The world loves a winner, but the response to the National Film Awards, 2016, for the best films of 2015, seems to indicate a bucking of that trend. The Bollywood-sweep in the 63rd National Film Awards (14 awards in major categories) has raised old and valid questions about the quid pro quo between politics, profit and cinema, but with a new twist.
At no time, say cineastes, has a national film-awards jury just smelt the money.
The honour roll of 2015 – the big-budget Baahubali (Rs 250 crore) wins best feature, Bajirao Mastani (Rs 120 crore) wins best director and Bajrangi Bhaijaan (Rs 90 crore) for best popular film — in a year that saw the release of good mainstream cinema such as Detective Byomkesh Bakshy!, NH 10 and Talvar, is now being seen as an award-fest for multi-crore films.
Ramesh Sippy, chairman of the jury, defended the awards as the “collective decision of 11 people. After the decision is made didn’t analyse whether there were too many winners that were Bengali films, or films from the south or Bollywood films. That’s not the way to do it. But people have a right to criticize.”
““I personally believe when a jury is appointed and that jury decides the awards, I see no point in questioning that. But the appointment of the jury as such is a political act. This time, as with other times, what is glaring is the uneven competition. It’s almost as if a Dalit was pitted in a fight with the richest Brahmin of the village….”, says veteran film critic, curator and historian Amrit Gangar. “Who will remember popular or populist blockbusters such as Bahubaali or Bajirao Mastani? We still remember Pather Panchali after 60 years whose budget must be equal to the money spent on water for producing these award-winners!”

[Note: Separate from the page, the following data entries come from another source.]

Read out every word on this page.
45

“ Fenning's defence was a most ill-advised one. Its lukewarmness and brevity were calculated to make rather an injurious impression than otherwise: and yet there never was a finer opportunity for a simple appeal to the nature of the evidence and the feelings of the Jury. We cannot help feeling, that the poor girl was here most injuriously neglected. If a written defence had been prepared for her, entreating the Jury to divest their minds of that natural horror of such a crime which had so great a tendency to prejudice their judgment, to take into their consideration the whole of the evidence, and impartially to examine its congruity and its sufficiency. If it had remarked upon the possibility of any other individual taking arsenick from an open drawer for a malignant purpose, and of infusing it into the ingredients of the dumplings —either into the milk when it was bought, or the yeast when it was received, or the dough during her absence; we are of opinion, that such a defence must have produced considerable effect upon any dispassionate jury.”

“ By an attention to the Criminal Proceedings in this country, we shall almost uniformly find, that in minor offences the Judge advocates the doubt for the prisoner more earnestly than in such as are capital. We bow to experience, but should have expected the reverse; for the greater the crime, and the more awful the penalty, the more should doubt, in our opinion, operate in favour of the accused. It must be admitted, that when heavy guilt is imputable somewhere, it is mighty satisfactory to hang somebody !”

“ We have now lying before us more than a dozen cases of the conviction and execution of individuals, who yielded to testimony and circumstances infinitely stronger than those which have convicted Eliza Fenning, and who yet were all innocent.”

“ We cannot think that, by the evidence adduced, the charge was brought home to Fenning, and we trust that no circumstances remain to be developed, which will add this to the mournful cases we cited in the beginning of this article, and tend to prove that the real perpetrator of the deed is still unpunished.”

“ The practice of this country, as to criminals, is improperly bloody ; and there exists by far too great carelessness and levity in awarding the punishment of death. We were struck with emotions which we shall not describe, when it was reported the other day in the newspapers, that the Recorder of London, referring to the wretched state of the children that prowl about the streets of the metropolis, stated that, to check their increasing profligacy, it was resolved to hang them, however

FTII chairman Gajendra Chauhan also gets a cameo in this post-awards backlash. Filmmaker Gurvinder Singh who has won a National award for the Punjabi film, Chauthi Koot, has decided to refuse his award to protest against, what some say, is the Gajendra Chauhan-effect on the awards. Singh’s Facebook post: “Baahubali = Gajendra Chauhan” has been widely shared. And so has been his interview to IANS, where he said: “All the main awards have gone to commercial films... I think it is a BJP award and not National Award.”
Director Shyam Benegal, whose films have won more than 20 National Awards, says, “The awards are as good as its jury.”
Gangar also raises a point about why cinema should, in the first place, be under the information and broadcasting ministry, cinema being neither ‘information’ nor ‘broadcasting.’
Moifightclub.com, a website dedicated to films, claimed to have the “inside dope” on the selection process, from a jury member.
“Voting happened in only two categories,” the site claims. “A film which got unanimous rave reviews (nationally and internationally), when it was released, had got strong recommendation in 4 categories (debut, screenplay, best supporting and special jury). But none of them were considered. There was an unwritten rule that nothing will go to this film as one of the producers of the film had made headlines when he returned his previous National Award. Another film which had a great production design (for its period setting) and was close contender for best production design as it was strongly recommended by the first panel, it was also dismissed because of same reason – the director was part of awardwapsi gang.”
The problem is not per se about Bombay films getting awards. ‘Bollywood’ is a generic term for mass entertainment; there’s a Bollywood in Madras as well as the Bengali film industry. “In the recent past, many Bengali films that I consider mediocre have won national awards,” says Moinak Biswas, professor of Film Studies, Jadavpur University and a filmmaker himself. The objection “is about which segment of Bombay is monopolising state encouragement. The results this year are, indeed, a little alarming from that perspective”.
A common thread does tie Baahubali, Bajrangi and Bajirao. All are strongmen, masculinity-centric films that foreground the idea of an emotionally charged-nationalism. Bajrangi, which appears to do the opposite, gives the game away by making Salman Khan’s character, the Indian ‘big brother’, too good to be true.
“The rewarding/awarding of Bollywood cinema feels like a natural continuation of the jingoism that’s eating at the social fabric,” says Huma Dar, who teaches Indian cinema at the University of California, Berkeley. “Regional cinema, middle-brow cinema, art, or independent cinema with its emphasis on local, particular, or even wider/abstract questions, does not seem to appeal in the present scheme of things.”